4. That Daniel would continue quickly on the road to recovering his health, energy, strength, and stamina (and appetite)
5. That his growth would resume to normal as quickly as possible
6. That Andrea and I will find time to rediscover one another and our marriage in the near future,
7. For Andrea's health (this would fill another post or 10 by itself, but she has a long list of prayer needs herself as well!!)
8. That our Awesome, wonderful, gracious, loving God would be glorified and honored through all of this and through our lives.

A huge thanks to all our friends and family who have been following us through this ordeal - especially those who have helped us along the way in so many ways we've lost count - prayers, gifts, help at the house, moral support, or just thinking of us.  Thank you all.  We love you and may our gracious Lord return your blessings many-fold.

- Tim -

Sunday, April 29, 2012

A Potential Setback

We've had a bit of a setback tonight after having done so well today; Daniel is running a fever now with a headache.  Over the past hour, it's risen from about 99 to 100.8.  Not sure what this is about, but if there's a possibility of infection, we won't be going home tomorrow (which everything was the way things were looking until this evening.)  He's resting now having stopped "Cowboys and Aliens" half-way through (so you know he's not feeling well!)  Very frustrating.

If it rises above 101.3, they will automatically culture his blood and start antibiotics - which means we'll be here for a minimum of another 48hrs even if the fever goes away (to be sure nothing shows up on the blood cultures).

We may have gotten over-confident since his blood counts were so high on Friday (well into the "normal range" and they said this particular chemo drug shouldn't negatively affect them).  So we've been more liberal with visitors this visit.  But of course there's no way to know what, or even IF he's gotten anything at this point.  There are few better places to pick up an infection than a hospital anyway, 

Please pray with us that any infection (or possible drug reaction) would quickly die without the need for more antibiotics or any longer than needed stay in the hospital.  Please pray for Andrea and I as well if we need to make further arrangements for being here at the hospital longer than anticipated through this week.  The next few weeks are going to be particularly stressful for me at work as it is without additional  complications with unplanned hospital stays.

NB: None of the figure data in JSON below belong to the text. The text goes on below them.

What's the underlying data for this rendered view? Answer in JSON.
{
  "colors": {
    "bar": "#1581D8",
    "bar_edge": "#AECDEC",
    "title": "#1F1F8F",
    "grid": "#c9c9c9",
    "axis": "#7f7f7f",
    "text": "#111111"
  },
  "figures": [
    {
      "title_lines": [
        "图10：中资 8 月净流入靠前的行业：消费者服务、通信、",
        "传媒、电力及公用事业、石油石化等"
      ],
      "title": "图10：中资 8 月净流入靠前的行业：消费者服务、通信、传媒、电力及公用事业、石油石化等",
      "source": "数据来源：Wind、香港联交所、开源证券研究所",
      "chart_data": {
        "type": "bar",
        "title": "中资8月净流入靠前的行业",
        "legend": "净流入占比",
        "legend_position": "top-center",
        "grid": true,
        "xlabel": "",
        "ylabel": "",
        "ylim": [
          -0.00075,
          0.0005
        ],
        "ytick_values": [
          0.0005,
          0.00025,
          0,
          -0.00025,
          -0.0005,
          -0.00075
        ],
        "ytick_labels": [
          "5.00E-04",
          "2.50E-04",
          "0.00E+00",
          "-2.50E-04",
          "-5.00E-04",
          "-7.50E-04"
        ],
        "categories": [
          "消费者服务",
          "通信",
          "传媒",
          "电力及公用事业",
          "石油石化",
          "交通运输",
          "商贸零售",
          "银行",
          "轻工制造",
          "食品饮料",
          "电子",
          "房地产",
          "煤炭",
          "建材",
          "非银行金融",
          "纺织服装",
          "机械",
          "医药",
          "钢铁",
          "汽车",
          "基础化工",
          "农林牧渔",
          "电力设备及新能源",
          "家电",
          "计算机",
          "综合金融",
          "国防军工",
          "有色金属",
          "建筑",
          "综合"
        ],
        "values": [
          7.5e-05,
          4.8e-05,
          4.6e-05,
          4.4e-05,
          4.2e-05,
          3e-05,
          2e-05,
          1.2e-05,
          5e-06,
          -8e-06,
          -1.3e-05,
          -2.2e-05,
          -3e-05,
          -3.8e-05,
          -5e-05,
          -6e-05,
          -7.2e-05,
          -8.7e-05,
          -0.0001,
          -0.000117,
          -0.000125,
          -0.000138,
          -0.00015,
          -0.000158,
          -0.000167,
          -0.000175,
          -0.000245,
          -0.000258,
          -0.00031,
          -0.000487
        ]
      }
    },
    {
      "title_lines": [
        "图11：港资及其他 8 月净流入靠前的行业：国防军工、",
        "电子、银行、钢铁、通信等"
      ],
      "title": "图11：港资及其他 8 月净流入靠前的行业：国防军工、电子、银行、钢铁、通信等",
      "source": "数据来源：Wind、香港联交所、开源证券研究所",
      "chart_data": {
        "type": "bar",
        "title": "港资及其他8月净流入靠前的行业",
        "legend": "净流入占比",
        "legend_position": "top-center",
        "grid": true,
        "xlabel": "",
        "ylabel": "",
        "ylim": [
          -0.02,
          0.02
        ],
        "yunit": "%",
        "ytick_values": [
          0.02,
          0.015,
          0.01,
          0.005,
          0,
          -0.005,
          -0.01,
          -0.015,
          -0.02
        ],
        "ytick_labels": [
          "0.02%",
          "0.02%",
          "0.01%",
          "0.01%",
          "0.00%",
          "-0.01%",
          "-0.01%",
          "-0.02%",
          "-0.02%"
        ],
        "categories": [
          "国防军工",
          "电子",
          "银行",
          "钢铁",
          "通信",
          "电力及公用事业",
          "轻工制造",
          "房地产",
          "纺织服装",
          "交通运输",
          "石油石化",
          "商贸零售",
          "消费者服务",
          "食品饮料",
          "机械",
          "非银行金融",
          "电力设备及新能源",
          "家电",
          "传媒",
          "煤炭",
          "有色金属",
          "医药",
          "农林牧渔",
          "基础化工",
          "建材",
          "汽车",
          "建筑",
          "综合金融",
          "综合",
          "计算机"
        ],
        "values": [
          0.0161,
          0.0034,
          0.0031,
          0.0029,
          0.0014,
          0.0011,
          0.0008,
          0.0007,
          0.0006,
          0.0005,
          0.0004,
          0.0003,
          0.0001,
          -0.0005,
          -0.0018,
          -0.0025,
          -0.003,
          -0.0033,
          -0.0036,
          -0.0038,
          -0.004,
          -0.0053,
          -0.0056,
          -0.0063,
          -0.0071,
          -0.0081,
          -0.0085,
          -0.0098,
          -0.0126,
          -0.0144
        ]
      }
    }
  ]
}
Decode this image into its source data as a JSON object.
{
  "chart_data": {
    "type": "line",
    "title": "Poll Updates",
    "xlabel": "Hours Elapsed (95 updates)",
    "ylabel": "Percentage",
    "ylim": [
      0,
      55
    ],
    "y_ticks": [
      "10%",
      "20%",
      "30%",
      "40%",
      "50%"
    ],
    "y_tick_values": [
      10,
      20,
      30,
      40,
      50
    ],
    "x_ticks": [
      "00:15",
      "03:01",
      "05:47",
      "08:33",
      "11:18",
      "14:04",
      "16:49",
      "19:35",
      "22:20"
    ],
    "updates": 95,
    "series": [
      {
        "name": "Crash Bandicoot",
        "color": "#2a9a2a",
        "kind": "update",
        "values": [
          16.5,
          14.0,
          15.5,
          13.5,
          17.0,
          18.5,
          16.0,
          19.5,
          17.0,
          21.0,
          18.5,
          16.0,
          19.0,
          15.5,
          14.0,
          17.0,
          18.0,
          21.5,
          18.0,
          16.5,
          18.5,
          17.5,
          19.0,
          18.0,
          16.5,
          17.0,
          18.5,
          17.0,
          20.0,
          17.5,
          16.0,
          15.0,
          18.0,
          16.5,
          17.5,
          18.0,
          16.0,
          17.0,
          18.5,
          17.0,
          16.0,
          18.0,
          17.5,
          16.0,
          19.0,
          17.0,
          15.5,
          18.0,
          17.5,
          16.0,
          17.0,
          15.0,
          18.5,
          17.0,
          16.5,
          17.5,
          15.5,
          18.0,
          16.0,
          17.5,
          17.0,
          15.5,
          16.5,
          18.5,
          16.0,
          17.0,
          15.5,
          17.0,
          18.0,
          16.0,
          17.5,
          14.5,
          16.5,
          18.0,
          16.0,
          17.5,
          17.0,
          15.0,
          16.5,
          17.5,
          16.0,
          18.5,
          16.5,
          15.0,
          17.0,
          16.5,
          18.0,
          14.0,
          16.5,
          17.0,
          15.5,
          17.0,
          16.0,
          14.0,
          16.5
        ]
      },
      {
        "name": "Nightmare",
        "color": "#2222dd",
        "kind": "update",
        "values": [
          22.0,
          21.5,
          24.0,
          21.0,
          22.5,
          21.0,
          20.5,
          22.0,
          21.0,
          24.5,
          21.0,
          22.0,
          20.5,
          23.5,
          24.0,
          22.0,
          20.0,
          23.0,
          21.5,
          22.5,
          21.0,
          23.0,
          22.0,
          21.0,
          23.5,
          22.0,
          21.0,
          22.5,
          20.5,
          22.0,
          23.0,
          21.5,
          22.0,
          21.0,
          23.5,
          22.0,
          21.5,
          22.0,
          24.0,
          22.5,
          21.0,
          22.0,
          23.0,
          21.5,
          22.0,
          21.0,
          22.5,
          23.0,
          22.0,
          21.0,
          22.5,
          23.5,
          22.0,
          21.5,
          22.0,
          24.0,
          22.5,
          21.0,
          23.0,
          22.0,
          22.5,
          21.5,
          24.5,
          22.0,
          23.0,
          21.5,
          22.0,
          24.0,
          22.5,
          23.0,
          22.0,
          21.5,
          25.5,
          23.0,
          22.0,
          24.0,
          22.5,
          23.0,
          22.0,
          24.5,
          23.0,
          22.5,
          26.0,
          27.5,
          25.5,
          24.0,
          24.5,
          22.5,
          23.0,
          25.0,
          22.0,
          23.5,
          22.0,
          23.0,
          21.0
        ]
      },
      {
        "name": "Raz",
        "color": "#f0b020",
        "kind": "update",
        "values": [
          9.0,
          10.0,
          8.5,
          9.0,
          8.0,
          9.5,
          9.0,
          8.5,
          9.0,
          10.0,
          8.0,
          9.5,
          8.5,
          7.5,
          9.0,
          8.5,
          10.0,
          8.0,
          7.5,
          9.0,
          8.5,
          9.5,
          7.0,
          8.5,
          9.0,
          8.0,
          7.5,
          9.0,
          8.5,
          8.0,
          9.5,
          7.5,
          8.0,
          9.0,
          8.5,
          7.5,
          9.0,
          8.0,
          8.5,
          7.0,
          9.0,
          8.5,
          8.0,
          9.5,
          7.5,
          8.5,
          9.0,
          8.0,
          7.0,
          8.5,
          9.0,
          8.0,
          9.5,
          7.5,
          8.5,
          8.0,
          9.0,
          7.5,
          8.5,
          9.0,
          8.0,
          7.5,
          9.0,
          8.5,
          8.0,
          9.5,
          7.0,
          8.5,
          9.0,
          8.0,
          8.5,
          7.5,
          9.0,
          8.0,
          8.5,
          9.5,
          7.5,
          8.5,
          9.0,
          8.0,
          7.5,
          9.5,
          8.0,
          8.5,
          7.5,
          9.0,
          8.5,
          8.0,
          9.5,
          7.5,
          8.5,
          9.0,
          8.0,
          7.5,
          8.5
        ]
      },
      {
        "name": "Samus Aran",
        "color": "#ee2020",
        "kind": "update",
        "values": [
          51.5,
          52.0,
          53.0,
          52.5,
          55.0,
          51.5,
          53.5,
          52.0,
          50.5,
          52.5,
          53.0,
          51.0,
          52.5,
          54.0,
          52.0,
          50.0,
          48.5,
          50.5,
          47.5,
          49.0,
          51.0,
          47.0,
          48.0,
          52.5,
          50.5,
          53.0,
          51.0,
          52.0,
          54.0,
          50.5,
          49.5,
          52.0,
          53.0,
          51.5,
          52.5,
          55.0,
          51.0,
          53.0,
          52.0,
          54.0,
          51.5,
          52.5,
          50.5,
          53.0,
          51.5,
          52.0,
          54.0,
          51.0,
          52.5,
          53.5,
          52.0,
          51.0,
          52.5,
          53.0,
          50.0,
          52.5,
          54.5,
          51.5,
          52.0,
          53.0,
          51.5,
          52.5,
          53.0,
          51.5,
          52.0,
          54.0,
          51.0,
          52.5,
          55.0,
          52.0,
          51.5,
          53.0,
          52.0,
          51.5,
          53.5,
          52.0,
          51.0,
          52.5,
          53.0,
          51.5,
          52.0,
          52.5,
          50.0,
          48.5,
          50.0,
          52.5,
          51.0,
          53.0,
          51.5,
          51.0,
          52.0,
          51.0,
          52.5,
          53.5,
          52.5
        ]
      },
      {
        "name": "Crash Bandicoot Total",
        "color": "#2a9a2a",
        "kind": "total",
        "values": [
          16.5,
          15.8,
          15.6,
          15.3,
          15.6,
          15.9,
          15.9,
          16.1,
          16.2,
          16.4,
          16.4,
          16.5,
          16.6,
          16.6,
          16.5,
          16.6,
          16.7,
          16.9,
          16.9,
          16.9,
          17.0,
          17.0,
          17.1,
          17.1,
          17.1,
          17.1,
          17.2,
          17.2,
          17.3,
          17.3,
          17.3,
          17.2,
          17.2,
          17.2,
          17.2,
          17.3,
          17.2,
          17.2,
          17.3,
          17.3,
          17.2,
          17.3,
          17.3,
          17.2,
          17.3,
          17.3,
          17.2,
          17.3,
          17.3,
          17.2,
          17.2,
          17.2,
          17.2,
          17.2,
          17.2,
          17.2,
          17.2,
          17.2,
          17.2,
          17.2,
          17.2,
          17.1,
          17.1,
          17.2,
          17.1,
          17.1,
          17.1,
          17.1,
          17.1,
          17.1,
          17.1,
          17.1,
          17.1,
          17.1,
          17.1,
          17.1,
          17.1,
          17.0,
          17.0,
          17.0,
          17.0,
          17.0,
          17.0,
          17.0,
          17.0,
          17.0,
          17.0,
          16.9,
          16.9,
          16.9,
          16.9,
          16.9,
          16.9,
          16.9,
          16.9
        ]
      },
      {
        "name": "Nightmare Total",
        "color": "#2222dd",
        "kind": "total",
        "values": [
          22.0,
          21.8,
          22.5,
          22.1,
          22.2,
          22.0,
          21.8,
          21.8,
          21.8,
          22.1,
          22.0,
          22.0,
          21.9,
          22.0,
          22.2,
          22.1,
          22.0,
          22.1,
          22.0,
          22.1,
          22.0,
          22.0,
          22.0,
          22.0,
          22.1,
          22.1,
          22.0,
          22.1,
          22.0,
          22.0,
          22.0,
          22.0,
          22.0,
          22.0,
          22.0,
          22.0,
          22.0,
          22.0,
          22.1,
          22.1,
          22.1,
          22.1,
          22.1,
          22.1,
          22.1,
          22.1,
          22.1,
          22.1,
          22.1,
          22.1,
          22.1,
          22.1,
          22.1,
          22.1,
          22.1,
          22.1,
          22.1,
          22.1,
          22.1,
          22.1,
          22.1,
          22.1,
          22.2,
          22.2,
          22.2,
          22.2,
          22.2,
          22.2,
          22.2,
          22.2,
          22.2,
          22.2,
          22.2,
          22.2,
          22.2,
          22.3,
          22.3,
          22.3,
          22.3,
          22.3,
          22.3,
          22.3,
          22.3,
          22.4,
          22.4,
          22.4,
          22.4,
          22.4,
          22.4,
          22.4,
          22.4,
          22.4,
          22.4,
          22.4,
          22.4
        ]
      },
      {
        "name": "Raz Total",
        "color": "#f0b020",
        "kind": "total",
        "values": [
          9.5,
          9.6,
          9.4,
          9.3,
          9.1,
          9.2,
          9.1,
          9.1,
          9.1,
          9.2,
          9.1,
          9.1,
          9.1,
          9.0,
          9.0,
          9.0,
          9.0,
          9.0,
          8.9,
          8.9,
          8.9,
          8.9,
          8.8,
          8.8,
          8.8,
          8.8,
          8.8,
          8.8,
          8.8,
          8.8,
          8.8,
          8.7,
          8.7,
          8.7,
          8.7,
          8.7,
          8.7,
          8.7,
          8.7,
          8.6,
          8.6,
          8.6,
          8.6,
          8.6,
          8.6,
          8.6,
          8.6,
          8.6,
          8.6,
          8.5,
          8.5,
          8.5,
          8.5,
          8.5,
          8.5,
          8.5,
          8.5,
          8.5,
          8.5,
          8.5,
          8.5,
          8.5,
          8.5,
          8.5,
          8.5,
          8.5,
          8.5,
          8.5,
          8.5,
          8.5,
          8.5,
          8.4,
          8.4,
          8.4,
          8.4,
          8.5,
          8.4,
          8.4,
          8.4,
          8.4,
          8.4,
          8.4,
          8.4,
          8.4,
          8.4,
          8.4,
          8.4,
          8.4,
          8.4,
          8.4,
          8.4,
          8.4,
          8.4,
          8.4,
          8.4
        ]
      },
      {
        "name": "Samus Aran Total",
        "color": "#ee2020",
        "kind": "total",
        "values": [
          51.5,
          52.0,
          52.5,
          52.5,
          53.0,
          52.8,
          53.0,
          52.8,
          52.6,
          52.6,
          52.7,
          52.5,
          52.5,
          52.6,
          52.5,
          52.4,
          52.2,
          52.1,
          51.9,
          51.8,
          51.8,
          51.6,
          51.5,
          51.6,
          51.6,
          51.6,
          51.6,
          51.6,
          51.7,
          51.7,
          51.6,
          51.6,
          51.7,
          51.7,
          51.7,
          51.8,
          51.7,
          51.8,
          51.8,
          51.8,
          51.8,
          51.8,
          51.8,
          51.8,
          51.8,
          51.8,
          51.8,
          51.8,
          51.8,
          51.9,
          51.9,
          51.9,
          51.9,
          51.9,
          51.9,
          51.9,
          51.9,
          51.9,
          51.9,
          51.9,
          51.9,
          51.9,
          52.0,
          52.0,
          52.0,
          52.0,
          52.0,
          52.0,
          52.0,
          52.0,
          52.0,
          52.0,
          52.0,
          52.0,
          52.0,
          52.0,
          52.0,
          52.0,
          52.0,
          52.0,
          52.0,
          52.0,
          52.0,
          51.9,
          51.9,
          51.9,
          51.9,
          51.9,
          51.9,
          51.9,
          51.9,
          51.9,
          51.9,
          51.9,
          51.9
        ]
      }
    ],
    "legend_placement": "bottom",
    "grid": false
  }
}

On a positive note, our friends the Kellers were discharged today as Joey was much improved from the horrible past few days he spent here in quarantine with a CDiff infection.  We saw very little of them, but are really happy they got through this. It was a very close call with something completely out of the blue - a complication of all the recent antibiotics.  They still are in need of a touch from God for the cancer though so please keep them in your prayers as well.

As always, we look to the Lord for guidance, strength, endurance, wisdom, and peace through all things and trust that He is in complete control and will most certainly turn all things toward good and for His glory.